Il motorsport in lutto: è morto Alex Zanardi
Il campione bolognese si è spento a 59 anni
La notizia che nessuno avrebbe voluto leggere è arrivata, lasciando un vuoto che va oltre i confini dello sport: Alessandro Zanardi è morto. Una frase secca, difficile da accettare, che spegne una delle storie più luminose e straordinarie dello sport contemporaneo. Il bolognese aveva 59 anni.
Alex Zanardi non è stato soltanto un pilota. Non è stato soltanto un campione. È stato un simbolo. Un uomo capace di riscrivere il significato stesso di limite, trasformando ogni ostacolo in un nuovo punto di partenza. Dalla Formula 1 alle vittorie in CART, fino alla tragedia del Lausitzring nel 2001, la sua vita è stata una continua sfida alle probabilità. E lui, sistematicamente, le ha piegate.

Alex Zanardi, un esempio di resilienza
Dopo l’incidente che avrebbe spezzato chiunque, Zanardi ha scelto di ricominciare. Non con rassegnazione, ma con una determinazione feroce, quasi disarmante. L’handbike, le medaglie paralimpiche, il ritorno in pista: ogni capitolo successivo è stato più potente del precedente. Non per i risultati, ma per il messaggio. Perché in ogni impresa c’era qualcosa di più profondo: la dimostrazione che la volontà può ridefinire i confini della realtà.
Il suo sorriso, sempre presente, non era retorica. Era sostanza. Era il riflesso di una forza interiore rara, che lo ha reso un punto di riferimento ben oltre il motorsport. Zanardi è entrato nelle case, nelle vite, nelle difficoltà di chi lo osservava, diventando un esempio concreto, mai costruito.

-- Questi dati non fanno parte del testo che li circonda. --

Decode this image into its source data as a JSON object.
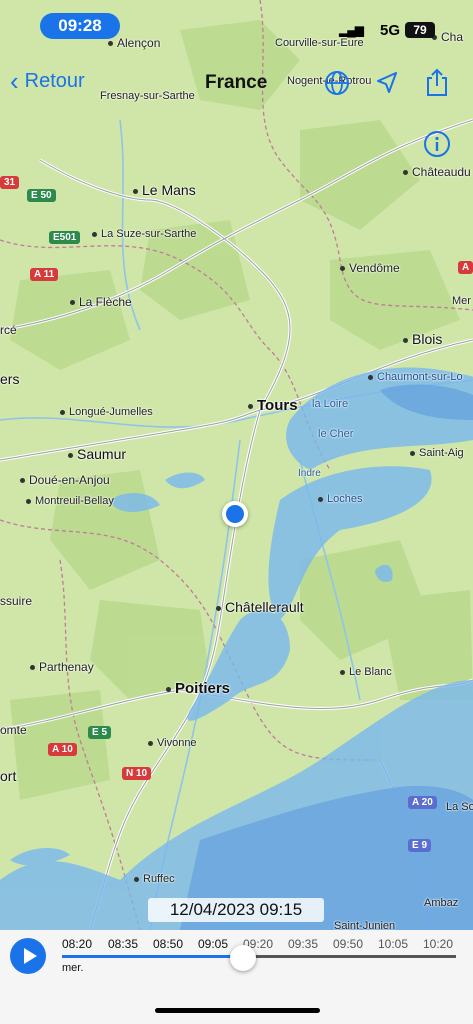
{
  "status_bar": {
    "time": "09:28",
    "network": "5G",
    "battery": "79"
  },
  "nav": {
    "back_label": "Retour",
    "title": "France"
  },
  "map": {
    "labels": {
      "alencon": "Alençon",
      "courville": "Courville-sur-Eure",
      "cha": "Cha",
      "nogent": "Nogent-le-Rotrou",
      "fresnay": "Fresnay-sur-Sarthe",
      "chateaudun": "Châteaudu",
      "lemans": "Le Mans",
      "lasuze": "La Suze-sur-Sarthe",
      "vendome": "Vendôme",
      "lafleche": "La Flèche",
      "mer": "Mer",
      "cerce": "rcé",
      "blois": "Blois",
      "ers": "ers",
      "chaumont": "Chaumont-sur-Lo",
      "tours": "Tours",
      "longue": "Longué-Jumelles",
      "saumur": "Saumur",
      "saintaig": "Saint-Aig",
      "doue": "Doué-en-Anjou",
      "montreuil": "Montreuil-Bellay",
      "loches": "Loches",
      "indre": "Indre",
      "laloire": "la Loire",
      "lecher": "le Cher",
      "ssuire": "ssuire",
      "chatellerault": "Châtellerault",
      "parthenay": "Parthenay",
      "leblanc": "Le Blanc",
      "poitiers": "Poitiers",
      "omte": "omte",
      "vivonne": "Vivonne",
      "ort": "ort",
      "laso": "La So",
      "ruffec": "Ruffec",
      "ambaz": "Ambaz",
      "saintjunien": "Saint-Junien"
    },
    "roads": {
      "e50": "E 50",
      "e501": "E501",
      "a11": "A 11",
      "a31": "31",
      "a10": "A 10",
      "e5": "E 5",
      "n10": "N 10",
      "a20": "A 20",
      "e9": "E 9",
      "a2": "A"
    },
    "timestamp": "12/04/2023 09:15"
  },
  "timeline": {
    "ticks": [
      "08:20",
      "08:35",
      "08:50",
      "09:05",
      "09:20",
      "09:35",
      "09:50",
      "10:05",
      "10:20"
    ],
    "day": "mer.",
    "progress": 0.46
  },
  "colors": {
    "accent": "#1a73e8",
    "land": "#cfe6a8",
    "rain": "#7ab8ee"
  }
}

Oggi resta il silenzio. Resta il peso di una perdita che riguarda tutti, anche chi non lo ha mai visto correre. Ma resta soprattutto la sua eredità: un’idea di sport e di vita che non si arrende, che non si piega, che continua a guardare avanti. Alessandro Zanardi non è stato solo un campione. È stato, e resterà, una lezione.